Chris Whitlow, CEO at workplace financial wellness provider EdukateOpens a new window , puts these benefits into perspective with some real-life application scenarios: “The current (financial benefits) model segregates your financial information into silos at your respective financial institutions like banks, retirement plan providers, and others. These institutions maintain and secure their databases. 

Not only is this model becoming more complex to maintain security, the most glaring limitation is its natural reluctance to data sharing. Due to increasing security issues, financial companies are protective of their users’ data, which makes getting access to user data extremely difficult or costly. 

A blockchain could act as a single source of data “truth” that users can pass to any financial service they use. This would not only reduce the complexity in the space by allowing financial data to be passed freely among different applications, but it would also boost security as data would be stored in decentralized networks instead of on individual servers.

 For financial wellness providers like Edukate, I envision a day where we can use blockchain technology to maintain secure and accurate records of people’s financial histories, allowing us to make more intelligent recommendations about the most relevant workplace benefits.

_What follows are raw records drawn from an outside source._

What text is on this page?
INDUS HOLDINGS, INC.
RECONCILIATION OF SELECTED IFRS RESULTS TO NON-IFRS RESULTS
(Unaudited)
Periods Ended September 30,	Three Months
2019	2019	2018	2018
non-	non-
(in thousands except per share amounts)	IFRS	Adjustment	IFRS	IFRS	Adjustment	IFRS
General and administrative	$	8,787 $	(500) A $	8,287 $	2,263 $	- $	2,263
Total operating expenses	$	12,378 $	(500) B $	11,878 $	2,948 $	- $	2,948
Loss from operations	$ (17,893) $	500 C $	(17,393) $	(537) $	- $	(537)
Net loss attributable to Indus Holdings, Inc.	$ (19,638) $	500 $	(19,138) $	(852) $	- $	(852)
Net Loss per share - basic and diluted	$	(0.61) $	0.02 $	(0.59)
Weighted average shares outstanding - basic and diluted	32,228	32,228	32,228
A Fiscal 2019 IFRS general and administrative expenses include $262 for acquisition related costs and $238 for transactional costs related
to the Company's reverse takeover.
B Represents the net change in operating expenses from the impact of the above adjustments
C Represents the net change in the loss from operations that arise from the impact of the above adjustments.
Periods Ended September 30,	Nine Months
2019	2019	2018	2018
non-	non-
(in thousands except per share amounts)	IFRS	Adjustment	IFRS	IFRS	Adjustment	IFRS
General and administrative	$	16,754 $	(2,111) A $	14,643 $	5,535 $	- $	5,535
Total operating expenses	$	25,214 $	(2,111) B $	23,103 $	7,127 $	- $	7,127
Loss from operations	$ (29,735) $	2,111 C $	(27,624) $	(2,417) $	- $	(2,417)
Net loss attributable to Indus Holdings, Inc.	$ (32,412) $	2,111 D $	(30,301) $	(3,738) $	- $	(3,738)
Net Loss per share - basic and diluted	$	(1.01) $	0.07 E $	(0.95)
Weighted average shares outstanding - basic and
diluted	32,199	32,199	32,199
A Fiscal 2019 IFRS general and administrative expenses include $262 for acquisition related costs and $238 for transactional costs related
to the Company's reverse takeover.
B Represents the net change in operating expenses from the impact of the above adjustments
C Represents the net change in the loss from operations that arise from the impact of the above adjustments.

Any process or function that is heavy on record-keeping and relies on authenticated information exchange from multiple parties for transactions could, in theory, benefit from blockchain. That makes benefits administration an almost certain candidate. Add to that these 5 areas of performance improvement enabled by blockchain, and you can see that **blockchain will not be just a disruptor- it is also going to be a competitive advantage**. Employers who leverage blockchain meaningfully will be in a position to serve employee needs better, faster and in more relevant ways than ever before.